Cholick.com - MSE Project

MSE Project

April 5, 2011 by Matt Cholick

I thought for a bit and I've settled on exploring twitter and data mining/machine learning for my master's project. Once I started looking around I was surprised at the sheer volume of academic papers related to twitter. There are quite a few. Folks have written about all sorts of interesting bits of information that can be teased from twitter streams. I even saw a paper suggesting doing away with political polling and replacing that with twitter analysis.

This week's reading list:

Adapting information bottleneck method for automatic construction of domain-oriented sentiment lexicon
An Approach Based on Tree Kernels for Opinion Mining of Online Product Reviews
Differences in the Mechanics of Information Diffusion Across Topics-Idioms, Political Hashtags, and Complex Contagion on Twitter
Everyone's an influencer- quantifying influence on twitter
Identifying Topical Authorities in Microblogs
Information Credibility on Twitter
Sentiment Knowledge Discovery in Twitter Streaming Data
Twitter Sentiment Classiﬁcation using Distant Supervision
Twitter as a Corpus for Sentiment Analysis and Opinion Mining
We know who you followed last summer- inferring social link creation times in twitter
Who Says What to Whom on Twitter

After researching data mining algorithms for a bit, it started to make more sense. Twitter is a data miner's dream.

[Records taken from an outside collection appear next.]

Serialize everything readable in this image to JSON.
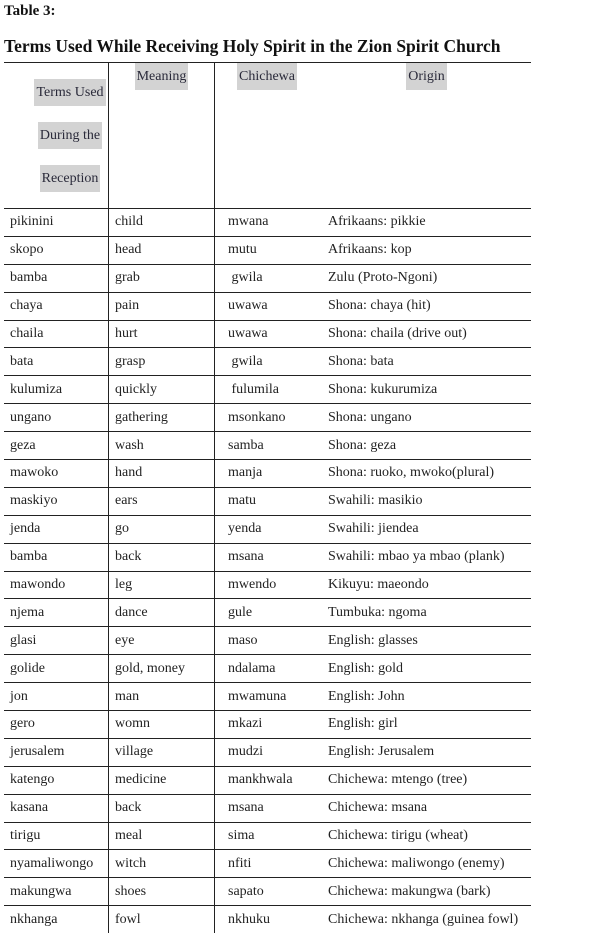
{
  "label": "Table 3:",
  "title": "Terms Used While Receiving Holy Spirit in the Zion Spirit Church",
  "headers": {
    "term_lines": [
      "Terms Used",
      "During the",
      "Reception"
    ],
    "meaning": "Meaning",
    "chichewa": "Chichewa",
    "origin": "Origin"
  },
  "rows": [
    [
      "pikinini",
      "child",
      "mwana",
      "Afrikaans: pikkie"
    ],
    [
      "skopo",
      "head",
      "mutu",
      "Afrikaans: kop"
    ],
    [
      "bamba",
      "grab",
      " gwila",
      "Zulu (Proto-Ngoni)"
    ],
    [
      "chaya",
      "pain",
      "uwawa",
      "Shona: chaya (hit)"
    ],
    [
      "chaila",
      "hurt",
      "uwawa",
      "Shona: chaila (drive out)"
    ],
    [
      "bata",
      "grasp",
      " gwila",
      "Shona: bata"
    ],
    [
      "kulumiza",
      "quickly",
      " fulumila",
      "Shona: kukurumiza"
    ],
    [
      "ungano",
      "gathering",
      "msonkano",
      "Shona: ungano"
    ],
    [
      "geza",
      "wash",
      "samba",
      "Shona: geza"
    ],
    [
      "mawoko",
      "hand",
      "manja",
      "Shona: ruoko, mwoko(plural)"
    ],
    [
      "maskiyo",
      "ears",
      "matu",
      "Swahili: masikio"
    ],
    [
      "jenda",
      "go",
      "yenda",
      "Swahili: jiendea"
    ],
    [
      "bamba",
      "back",
      "msana",
      "Swahili: mbao ya mbao (plank)"
    ],
    [
      "mawondo",
      "leg",
      "mwendo",
      "Kikuyu: maeondo"
    ],
    [
      "njema",
      "dance",
      "gule",
      "Tumbuka: ngoma"
    ],
    [
      "glasi",
      "eye",
      "maso",
      "English: glasses"
    ],
    [
      "golide",
      "gold, money",
      "ndalama",
      "English: gold"
    ],
    [
      "jon",
      "man",
      "mwamuna",
      "English: John"
    ],
    [
      "gero",
      "womn",
      "mkazi",
      "English: girl"
    ],
    [
      "jerusalem",
      "village",
      "mudzi",
      "English: Jerusalem"
    ],
    [
      "katengo",
      "medicine",
      "mankhwala",
      "Chichewa: mtengo (tree)"
    ],
    [
      "kasana",
      "back",
      "msana",
      "Chichewa: msana"
    ],
    [
      "tirigu",
      "meal",
      "sima",
      "Chichewa: tirigu (wheat)"
    ],
    [
      "nyamaliwongo",
      "witch",
      "nfiti",
      "Chichewa: maliwongo (enemy)"
    ],
    [
      "makungwa",
      "shoes",
      "sapato",
      "Chichewa: makungwa (bark)"
    ],
    [
      "nkhanga",
      "fowl",
      "nkhuku",
      "Chichewa: nkhanga (guinea fowl)"
    ]
  ]
}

The sheer volume of information is a fantastic asset. The data is 'clean' too in a lot of ways. There's nothing like html markup or other junk in the data. The shortness forces content focus. The follower/following relationships allow influence graphing. Users pre-label their data with hash tags. Developers really couldn't design a better data gathering tool for mining if they tried.

I'm excited. This is going to be some pretty fun work. I suspect, though, that I'll feel somewhat differently about how I share things on twitter at the conclusion.